Slugging along at eleven knots, the invasion force needed most of a day to steam beyond reach of the umbrella of friendly aircraft operating from New Zealand. An order went around to all personnel to destroy their diaries. Small things like that tended to work on a man’s mind. The frightful possibilities of the experience ahead were beyond what most unblooded marines and sailors could imagine.

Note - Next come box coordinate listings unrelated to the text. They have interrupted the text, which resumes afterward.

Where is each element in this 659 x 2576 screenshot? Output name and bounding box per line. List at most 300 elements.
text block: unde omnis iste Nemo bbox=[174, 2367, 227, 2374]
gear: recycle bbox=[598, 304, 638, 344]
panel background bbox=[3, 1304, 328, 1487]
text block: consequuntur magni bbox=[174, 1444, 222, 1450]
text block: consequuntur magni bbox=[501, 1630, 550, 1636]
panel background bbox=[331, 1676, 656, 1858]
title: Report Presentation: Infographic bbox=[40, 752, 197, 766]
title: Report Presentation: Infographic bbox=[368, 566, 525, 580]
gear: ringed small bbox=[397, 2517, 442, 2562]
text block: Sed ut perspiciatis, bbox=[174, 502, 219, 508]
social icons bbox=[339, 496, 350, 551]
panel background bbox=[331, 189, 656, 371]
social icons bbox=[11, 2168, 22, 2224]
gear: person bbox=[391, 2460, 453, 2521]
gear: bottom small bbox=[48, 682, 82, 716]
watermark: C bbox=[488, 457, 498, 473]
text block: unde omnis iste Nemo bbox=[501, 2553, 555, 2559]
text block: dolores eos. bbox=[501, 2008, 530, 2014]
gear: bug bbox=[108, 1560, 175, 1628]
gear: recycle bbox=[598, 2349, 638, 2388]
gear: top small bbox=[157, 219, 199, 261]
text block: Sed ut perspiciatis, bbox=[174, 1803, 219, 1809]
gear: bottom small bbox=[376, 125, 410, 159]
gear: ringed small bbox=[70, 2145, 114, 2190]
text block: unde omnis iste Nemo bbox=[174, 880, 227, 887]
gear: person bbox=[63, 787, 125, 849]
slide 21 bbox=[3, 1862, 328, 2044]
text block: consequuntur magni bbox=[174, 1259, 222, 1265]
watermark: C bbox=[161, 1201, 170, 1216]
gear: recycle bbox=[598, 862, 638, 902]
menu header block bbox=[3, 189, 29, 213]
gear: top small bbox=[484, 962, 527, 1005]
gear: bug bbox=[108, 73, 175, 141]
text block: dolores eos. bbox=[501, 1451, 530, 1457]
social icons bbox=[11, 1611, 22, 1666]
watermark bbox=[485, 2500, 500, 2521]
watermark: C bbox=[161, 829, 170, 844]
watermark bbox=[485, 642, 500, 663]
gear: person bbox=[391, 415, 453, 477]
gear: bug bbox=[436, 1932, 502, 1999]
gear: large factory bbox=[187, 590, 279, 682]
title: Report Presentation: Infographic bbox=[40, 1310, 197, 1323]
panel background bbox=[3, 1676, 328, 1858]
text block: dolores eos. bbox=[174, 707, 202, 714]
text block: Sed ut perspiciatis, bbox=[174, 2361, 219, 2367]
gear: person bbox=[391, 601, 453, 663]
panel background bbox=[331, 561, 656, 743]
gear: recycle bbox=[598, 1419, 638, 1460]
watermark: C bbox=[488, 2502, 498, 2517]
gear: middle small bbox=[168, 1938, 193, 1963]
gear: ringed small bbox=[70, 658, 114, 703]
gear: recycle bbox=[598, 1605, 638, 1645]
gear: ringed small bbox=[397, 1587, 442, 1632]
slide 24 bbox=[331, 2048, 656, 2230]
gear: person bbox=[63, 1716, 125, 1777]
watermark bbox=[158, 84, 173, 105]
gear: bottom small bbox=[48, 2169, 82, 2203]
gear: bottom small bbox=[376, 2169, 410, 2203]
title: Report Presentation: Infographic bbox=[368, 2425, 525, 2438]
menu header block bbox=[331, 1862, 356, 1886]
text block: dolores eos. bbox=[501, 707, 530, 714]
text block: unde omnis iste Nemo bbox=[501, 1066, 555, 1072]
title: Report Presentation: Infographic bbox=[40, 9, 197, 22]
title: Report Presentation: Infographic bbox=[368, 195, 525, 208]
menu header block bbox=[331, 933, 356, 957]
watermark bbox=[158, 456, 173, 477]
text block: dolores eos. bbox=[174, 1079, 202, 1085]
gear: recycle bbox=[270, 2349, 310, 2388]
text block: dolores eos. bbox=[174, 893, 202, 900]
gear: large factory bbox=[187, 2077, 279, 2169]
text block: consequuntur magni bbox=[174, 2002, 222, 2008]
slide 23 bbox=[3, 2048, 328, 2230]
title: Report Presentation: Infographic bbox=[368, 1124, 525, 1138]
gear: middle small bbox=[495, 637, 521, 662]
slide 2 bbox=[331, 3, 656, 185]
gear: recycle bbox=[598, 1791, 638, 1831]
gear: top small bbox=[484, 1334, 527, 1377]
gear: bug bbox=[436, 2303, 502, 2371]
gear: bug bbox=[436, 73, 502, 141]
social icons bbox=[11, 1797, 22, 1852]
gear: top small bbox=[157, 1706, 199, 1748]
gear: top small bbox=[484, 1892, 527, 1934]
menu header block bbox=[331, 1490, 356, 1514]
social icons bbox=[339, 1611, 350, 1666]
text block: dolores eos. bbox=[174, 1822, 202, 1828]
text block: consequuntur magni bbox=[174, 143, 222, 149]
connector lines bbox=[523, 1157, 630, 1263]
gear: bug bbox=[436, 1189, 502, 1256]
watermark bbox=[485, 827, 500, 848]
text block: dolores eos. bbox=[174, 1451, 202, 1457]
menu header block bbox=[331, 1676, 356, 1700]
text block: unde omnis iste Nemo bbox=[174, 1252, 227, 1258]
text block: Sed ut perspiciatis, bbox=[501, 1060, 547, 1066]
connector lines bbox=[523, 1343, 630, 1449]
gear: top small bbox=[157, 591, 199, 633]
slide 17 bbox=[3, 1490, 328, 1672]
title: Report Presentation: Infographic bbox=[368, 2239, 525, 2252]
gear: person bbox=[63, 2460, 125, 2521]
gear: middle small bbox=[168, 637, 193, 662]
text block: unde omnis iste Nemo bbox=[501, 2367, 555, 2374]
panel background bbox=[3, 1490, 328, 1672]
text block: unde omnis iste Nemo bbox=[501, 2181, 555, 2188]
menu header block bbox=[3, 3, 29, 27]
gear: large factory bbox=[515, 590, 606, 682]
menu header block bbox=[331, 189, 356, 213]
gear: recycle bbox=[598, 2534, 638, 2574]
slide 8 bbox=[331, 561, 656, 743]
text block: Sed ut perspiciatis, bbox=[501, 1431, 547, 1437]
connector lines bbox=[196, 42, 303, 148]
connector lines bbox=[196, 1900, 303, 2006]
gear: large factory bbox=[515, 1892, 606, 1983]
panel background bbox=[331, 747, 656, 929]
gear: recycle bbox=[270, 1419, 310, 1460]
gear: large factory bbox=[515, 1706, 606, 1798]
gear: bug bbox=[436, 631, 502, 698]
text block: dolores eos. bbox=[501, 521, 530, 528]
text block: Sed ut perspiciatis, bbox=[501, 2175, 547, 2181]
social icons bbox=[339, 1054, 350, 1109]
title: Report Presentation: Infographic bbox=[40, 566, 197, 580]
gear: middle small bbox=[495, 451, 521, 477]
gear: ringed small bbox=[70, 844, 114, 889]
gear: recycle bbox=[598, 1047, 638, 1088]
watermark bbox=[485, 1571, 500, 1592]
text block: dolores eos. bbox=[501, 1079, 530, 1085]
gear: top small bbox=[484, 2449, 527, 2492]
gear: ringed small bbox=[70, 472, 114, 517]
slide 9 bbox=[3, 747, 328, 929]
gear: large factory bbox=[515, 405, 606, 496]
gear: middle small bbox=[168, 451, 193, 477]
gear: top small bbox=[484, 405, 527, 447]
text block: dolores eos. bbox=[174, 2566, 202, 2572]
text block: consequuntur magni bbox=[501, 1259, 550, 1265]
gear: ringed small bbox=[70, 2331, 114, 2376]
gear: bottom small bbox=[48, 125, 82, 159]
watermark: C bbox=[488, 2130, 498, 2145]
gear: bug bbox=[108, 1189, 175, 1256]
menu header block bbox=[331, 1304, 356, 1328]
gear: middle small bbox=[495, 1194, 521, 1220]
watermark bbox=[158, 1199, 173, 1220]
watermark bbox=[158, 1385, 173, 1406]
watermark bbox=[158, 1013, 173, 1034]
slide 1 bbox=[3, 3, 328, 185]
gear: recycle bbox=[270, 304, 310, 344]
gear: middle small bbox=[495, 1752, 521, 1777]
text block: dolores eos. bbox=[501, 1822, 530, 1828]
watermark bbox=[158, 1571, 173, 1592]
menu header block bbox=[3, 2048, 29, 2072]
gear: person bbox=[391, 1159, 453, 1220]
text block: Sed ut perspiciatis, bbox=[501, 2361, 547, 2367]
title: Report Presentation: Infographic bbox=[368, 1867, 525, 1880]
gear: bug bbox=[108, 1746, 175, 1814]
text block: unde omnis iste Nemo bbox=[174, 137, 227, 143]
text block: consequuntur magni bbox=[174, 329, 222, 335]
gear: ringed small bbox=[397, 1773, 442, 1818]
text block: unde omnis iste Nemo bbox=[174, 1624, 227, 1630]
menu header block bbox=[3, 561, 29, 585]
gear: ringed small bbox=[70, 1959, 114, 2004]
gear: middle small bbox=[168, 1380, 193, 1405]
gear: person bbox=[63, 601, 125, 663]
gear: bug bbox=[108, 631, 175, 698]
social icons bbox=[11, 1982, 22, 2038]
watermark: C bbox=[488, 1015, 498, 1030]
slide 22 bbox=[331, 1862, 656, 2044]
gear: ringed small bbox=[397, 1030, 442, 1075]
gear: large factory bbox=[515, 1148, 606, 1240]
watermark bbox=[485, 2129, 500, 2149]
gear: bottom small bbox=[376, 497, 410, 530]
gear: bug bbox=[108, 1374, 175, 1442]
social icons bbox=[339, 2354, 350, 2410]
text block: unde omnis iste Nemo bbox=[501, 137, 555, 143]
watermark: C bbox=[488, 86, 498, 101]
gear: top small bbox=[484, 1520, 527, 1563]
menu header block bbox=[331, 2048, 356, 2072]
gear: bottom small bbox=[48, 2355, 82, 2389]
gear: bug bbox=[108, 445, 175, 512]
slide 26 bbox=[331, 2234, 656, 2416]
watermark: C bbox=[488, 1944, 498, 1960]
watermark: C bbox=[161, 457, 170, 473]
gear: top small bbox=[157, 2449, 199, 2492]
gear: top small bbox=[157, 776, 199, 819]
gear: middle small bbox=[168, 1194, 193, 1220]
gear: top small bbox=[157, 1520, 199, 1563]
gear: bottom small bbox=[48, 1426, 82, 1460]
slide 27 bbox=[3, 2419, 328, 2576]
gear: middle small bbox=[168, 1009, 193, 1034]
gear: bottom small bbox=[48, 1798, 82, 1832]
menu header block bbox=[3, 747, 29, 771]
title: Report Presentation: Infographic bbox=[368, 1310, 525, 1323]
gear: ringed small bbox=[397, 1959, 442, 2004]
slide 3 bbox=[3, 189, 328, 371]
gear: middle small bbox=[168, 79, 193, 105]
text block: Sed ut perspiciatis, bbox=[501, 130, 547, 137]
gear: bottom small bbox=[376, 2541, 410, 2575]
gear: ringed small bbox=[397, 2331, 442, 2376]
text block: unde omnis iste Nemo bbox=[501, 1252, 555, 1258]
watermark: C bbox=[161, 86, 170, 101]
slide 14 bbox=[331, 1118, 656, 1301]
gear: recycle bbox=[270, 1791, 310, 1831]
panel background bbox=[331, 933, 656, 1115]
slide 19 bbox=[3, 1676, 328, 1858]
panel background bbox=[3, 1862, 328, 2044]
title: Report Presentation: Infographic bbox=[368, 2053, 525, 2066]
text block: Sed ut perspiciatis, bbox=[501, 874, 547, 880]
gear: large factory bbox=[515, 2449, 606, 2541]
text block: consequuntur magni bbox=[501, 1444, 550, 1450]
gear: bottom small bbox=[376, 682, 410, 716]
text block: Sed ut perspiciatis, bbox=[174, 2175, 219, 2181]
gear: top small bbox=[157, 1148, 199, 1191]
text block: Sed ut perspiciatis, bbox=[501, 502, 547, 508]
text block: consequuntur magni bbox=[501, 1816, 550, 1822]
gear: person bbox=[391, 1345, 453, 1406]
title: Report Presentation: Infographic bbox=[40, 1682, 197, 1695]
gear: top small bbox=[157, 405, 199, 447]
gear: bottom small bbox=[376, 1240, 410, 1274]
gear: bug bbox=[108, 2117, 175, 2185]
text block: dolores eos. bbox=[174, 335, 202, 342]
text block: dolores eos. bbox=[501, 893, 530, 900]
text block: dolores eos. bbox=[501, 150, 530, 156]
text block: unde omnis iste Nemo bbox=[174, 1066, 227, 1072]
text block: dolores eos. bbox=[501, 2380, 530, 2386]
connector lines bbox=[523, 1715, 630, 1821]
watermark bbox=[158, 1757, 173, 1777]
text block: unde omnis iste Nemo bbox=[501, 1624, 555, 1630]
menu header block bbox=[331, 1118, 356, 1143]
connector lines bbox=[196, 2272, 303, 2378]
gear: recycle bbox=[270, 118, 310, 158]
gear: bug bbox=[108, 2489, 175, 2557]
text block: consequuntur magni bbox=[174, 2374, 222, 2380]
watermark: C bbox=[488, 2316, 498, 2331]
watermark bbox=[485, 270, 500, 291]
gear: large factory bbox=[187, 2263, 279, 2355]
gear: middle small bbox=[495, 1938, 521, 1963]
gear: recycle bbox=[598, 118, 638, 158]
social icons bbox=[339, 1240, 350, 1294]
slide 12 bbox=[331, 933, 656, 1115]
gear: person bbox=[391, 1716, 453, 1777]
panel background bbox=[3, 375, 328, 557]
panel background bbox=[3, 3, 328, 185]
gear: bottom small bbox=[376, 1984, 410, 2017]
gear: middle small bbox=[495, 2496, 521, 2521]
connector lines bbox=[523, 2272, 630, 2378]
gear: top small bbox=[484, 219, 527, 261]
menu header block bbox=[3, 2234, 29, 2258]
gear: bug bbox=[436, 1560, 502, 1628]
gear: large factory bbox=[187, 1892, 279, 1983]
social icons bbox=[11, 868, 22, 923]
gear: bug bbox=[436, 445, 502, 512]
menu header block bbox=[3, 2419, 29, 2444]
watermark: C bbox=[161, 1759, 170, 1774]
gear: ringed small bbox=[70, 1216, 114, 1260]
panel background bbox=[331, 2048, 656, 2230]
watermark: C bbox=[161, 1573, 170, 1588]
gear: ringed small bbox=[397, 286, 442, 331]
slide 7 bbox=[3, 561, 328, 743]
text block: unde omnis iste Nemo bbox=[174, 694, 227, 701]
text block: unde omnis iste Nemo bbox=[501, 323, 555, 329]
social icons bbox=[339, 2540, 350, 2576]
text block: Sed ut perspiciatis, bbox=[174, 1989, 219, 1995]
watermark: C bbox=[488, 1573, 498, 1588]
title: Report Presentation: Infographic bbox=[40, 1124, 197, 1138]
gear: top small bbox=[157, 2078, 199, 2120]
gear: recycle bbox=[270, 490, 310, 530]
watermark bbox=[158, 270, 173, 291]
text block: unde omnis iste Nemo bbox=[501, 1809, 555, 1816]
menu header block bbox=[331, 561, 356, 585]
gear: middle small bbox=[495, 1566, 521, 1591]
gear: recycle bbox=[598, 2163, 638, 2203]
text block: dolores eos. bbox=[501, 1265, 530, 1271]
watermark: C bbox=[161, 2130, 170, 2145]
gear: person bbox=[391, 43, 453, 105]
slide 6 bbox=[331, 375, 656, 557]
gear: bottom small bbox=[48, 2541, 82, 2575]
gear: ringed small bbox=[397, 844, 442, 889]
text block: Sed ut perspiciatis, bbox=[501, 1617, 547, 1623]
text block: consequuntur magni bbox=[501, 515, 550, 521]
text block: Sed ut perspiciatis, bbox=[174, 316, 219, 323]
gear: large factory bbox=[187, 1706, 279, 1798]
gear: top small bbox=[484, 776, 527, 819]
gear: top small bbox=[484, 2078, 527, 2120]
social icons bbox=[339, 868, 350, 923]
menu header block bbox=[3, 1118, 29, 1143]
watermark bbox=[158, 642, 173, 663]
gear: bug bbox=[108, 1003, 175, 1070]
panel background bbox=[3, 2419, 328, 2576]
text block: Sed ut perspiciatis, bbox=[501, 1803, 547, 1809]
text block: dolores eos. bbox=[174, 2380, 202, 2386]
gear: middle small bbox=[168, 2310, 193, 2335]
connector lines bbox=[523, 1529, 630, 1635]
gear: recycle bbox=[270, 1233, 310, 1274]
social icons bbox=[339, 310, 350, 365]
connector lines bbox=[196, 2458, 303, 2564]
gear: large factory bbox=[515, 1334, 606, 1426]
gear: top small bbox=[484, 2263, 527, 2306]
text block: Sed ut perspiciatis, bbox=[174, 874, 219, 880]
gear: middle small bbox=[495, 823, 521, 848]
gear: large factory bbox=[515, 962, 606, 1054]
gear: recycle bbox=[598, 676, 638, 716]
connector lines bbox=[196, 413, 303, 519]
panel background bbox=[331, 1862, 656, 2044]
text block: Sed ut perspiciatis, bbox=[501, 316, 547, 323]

From over the horizon came more muscle: two carrier task forces, bringing the Saratoga and Wasp into the game. The heavy cruisers Astoria, Quincy, Vincennes, and Chicago joined their Australian counterparts Canberra and Australia. The Enterprise task force was a day late for the rendezvous because Rear Admiral Kinkaid’s charts did not accurately show the International Date Line. It was not an inconsequential error. Things like that could keep an admiral from receiving additional stars. “We kept very quiet about it,” Kinkaid wrote, “and I doubt if Nimitz or Fletcher know it to this day.” To make up time and keep pace with the other task forces, Kinkaid’s Task Force 16 had one less day in port than it would have had, forcing the North Carolina t
o continue without refueling.
The merger of the far-flung task force in the Coral Sea swelled the order of battle for Operation Watchtower to fifty major ships. It would in the end number more than eighty. By comparison, the carrier groups that had raided Japanese positions on Wake and Marcus islands early in the war each had just ten ships. The Doolittle raid in April sailed with two dozen, as did the Midway flotilla. From horizon to horizon now the Watchtower armada stretched, silhouettes long, gray, cold, and sleek. “We were conscious of the fact that this was one of the largest and strongest groups of war vessels ever gathered, certainly the largest and strongest of this war to date,” Richard Tregaskis, a war correspondent, wrote. “The thought that we were going into our adventure with weight and power behind us was cheering. And our adventure-to-come seemed nearer than ever, as the new group of ships and ours merged and we became one huge force.”
Experience in wartime Britain made Ghormley wary about the threat of espionage. No doubt mindful of the role that spies played in the surprise attacks at Pearl Harbor and the Philippines, Ghormley wrote his staff, “Loose talk is a stupid habit.… Some would risk the lives of their friends by a silly effort to impress others in public places.” There was good reason to fear leaks about ship movements, especially in places like Auckland, where peacetime protocols controlled the movements of merchant vessels into and out of port. The setup was so haphazard that it seemed a miracle operational secrecy was maintained at all. The act of gathering intelligence always came with a risk to the security of planning. Navy intelligence teams were seeking out planters and others who had been evacuated from Guadalcanal to interview for information about the island. Some of those former residents would travel with the invasion force to help identify landmarks.